THE MAN WHO COULD CHEAT DEATH (1959)

One more variation on the search for eternal life, this Hammer Fright Flick must have been developed for that studio’s regular trio of Peter Cushing, Hazel Court & Christopher Lee. But when Cushing declined, accent-challenged Anton Diffring got drafted in, having just played Baron Frankenstein in a Hammer tv pilot. House helmer Terence Fisher takes little heed of the casting change, and even those with a taste for his highly EastmanColored terrors may find this stage-bound adaptation tepid stuff. Few locations, long, windy dialogue, it‘s a Drawing Room Horror.
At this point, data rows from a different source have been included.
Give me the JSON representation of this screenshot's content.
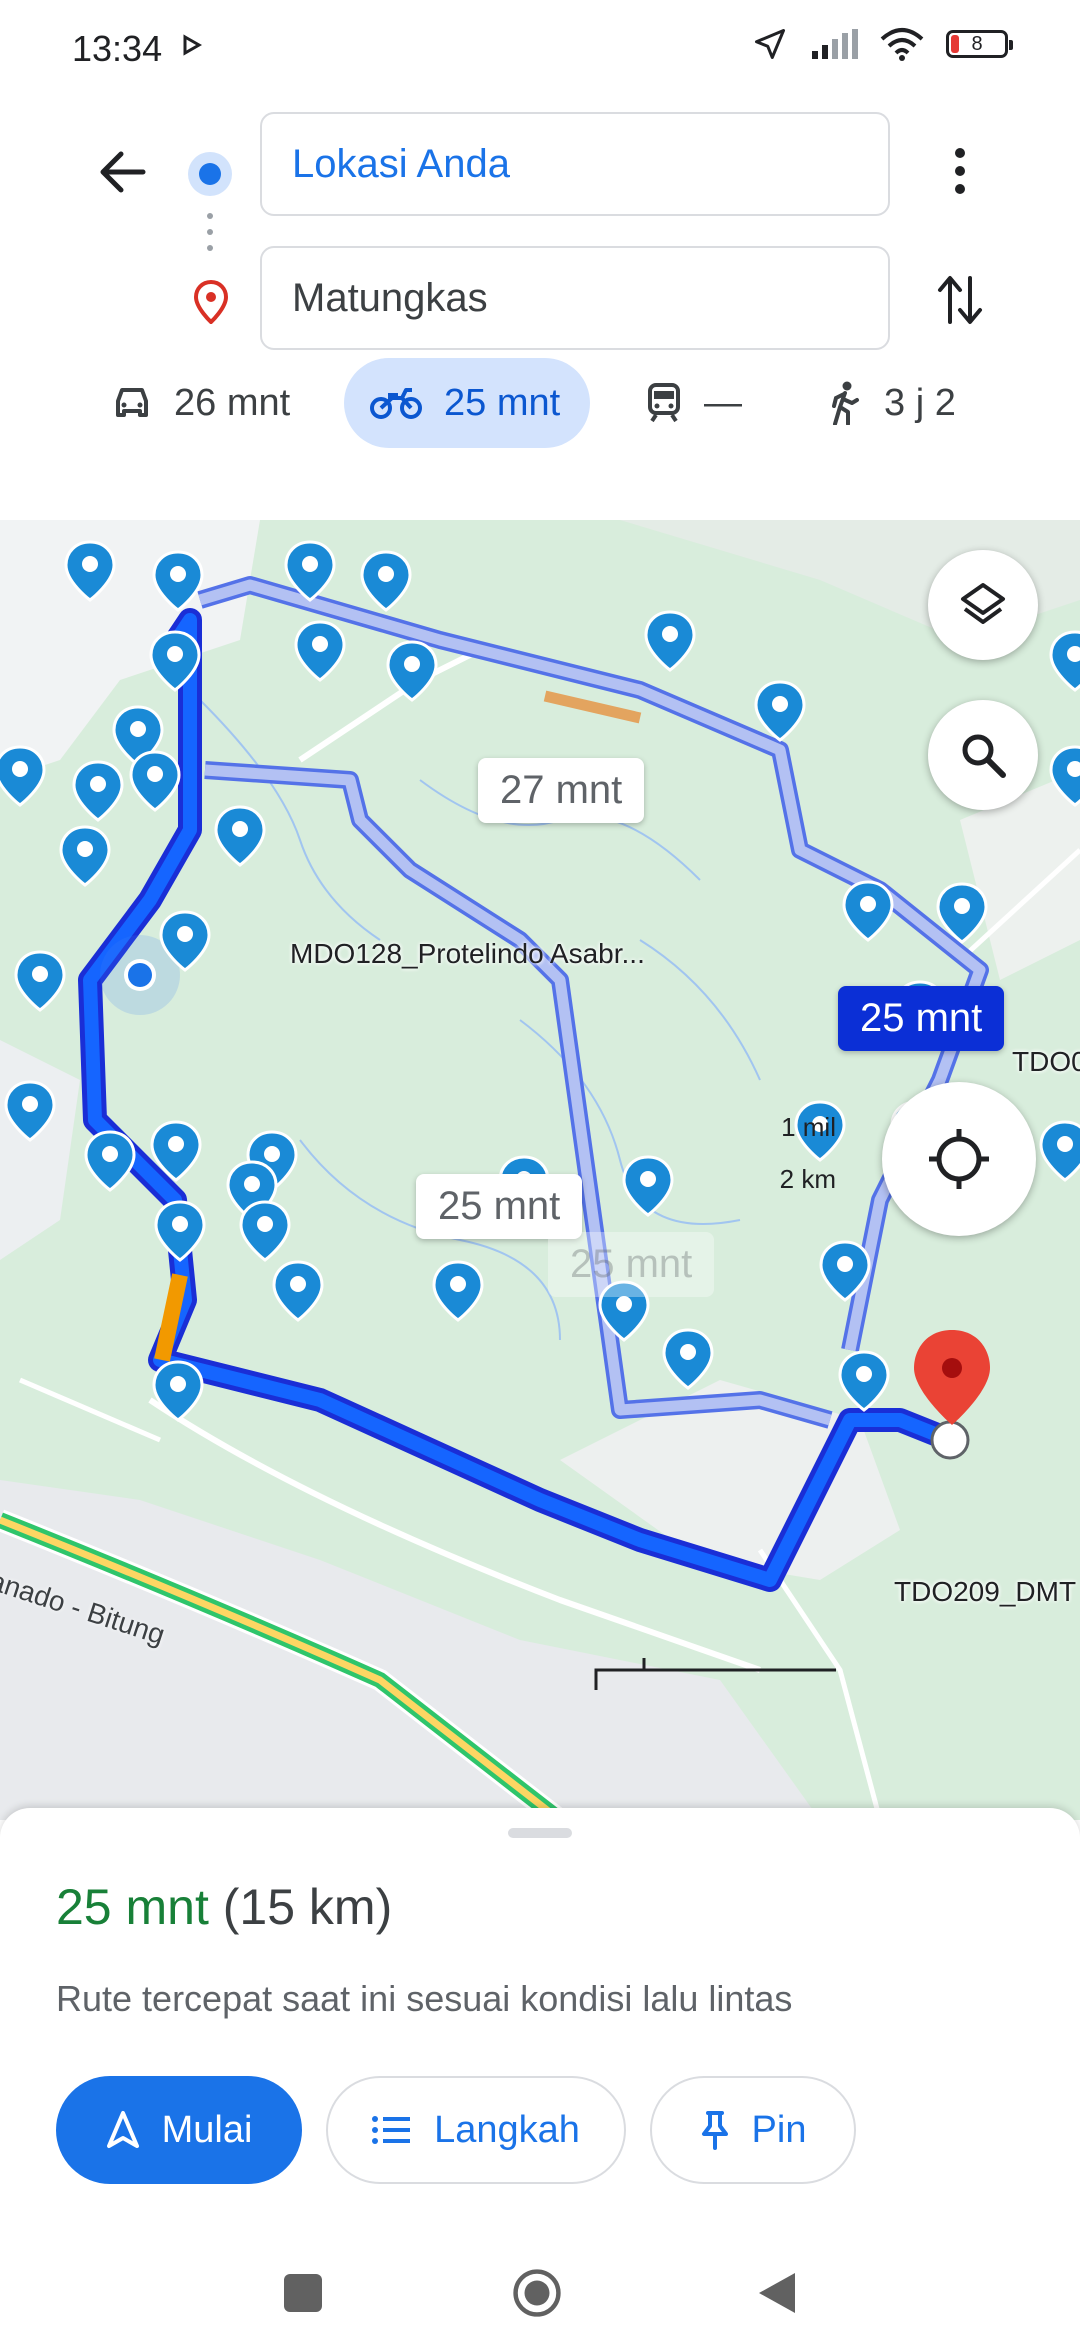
{
  "status_bar": {
    "time": "13:34",
    "battery": "8"
  },
  "header": {
    "origin_value": "Lokasi Anda",
    "destination_value": "Matungkas",
    "modes": [
      {
        "name": "car",
        "label": "26 mnt",
        "selected": false
      },
      {
        "name": "motorcycle",
        "label": "25 mnt",
        "selected": true
      },
      {
        "name": "transit",
        "label": "—",
        "selected": false
      },
      {
        "name": "walk",
        "label": "3 j 2",
        "selected": false
      }
    ]
  },
  "map": {
    "route_labels": [
      "27 mnt",
      "25 mnt",
      "25 mnt",
      "25 mnt"
    ],
    "poi_labels": [
      "MDO128_Protelindo Asabr...",
      "TDO0",
      "TDO209_DMT"
    ],
    "road_label": "anado - Bitung",
    "scale": {
      "imperial": "1 mil",
      "metric": "2 km"
    }
  },
  "sheet": {
    "duration": "25 mnt",
    "distance": "(15 km)",
    "description": "Rute tercepat saat ini sesuai kondisi lalu lintas",
    "buttons": {
      "start": "Mulai",
      "steps": "Langkah",
      "pin": "Pin"
    }
  },
  "colors": {
    "accent": "#1a73e8",
    "route_active": "#0b2fd6",
    "route_alt": "#a8b6f0",
    "map_bg": "#d8eddc",
    "time_green": "#188038"
  }
}
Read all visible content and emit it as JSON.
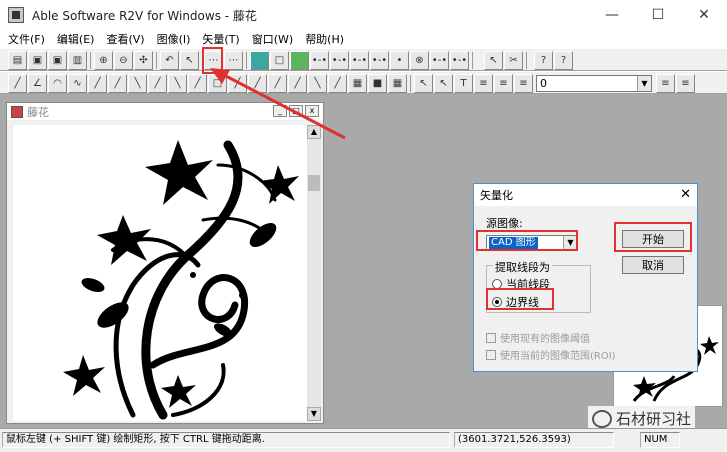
{
  "app": {
    "title": "Able Software R2V for Windows - 藤花"
  },
  "window_controls": {
    "minimize": "—",
    "maximize": "☐",
    "close": "✕"
  },
  "menu": [
    "文件(F)",
    "编辑(E)",
    "查看(V)",
    "图像(I)",
    "矢量(T)",
    "窗口(W)",
    "帮助(H)"
  ],
  "toolbar": {
    "layer_value": "0"
  },
  "document": {
    "title": "藤花"
  },
  "dialog": {
    "title": "矢量化",
    "close": "✕",
    "source_label": "源图像:",
    "source_value": "CAD 图形",
    "extract_label": "提取线段为",
    "radio_current": "当前线段",
    "radio_boundary": "边界线",
    "radio_selected": "boundary",
    "check1": "使用现有的图像阈值",
    "check2": "使用当前的图像范围(ROI)",
    "start_button": "开始",
    "cancel_button": "取消"
  },
  "watermark": {
    "text": "石材研习社"
  },
  "status": {
    "hint": "鼠标左键 (+ SHIFT 键) 绘制矩形, 按下 CTRL 键拖动距离.",
    "coords": "(3601.3721,526.3593)",
    "num": "NUM"
  },
  "colors": {
    "highlight": "#e03030",
    "selection": "#0a64c8"
  }
}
The gimmick has Diffring passing as 35, but actually 104, keeping fit as long as he gets gland replacement surgery once a decade. But with his old surgical pal now 89, and too feeble to operate, his only choice is Dr. Christopher Lee, who just happens to be married to the woman Diffring loves . . . and hopes will join him in glandular eternity! Now, he must kidnap the love of his (highly extended) life to force her husband into doing the operation. There’s a neat plot twist right at the end, but the trip there is on the sedate side, even with Diffring giving Vincent Price a run in hammy horror acting. Plus, the print used for the DVD seems to have lost its fizz.

WATCH THIS, NOT THAT: Echoes of THE PICTURE OF DORIAN GRAY/’45 in here . . . faint echoes.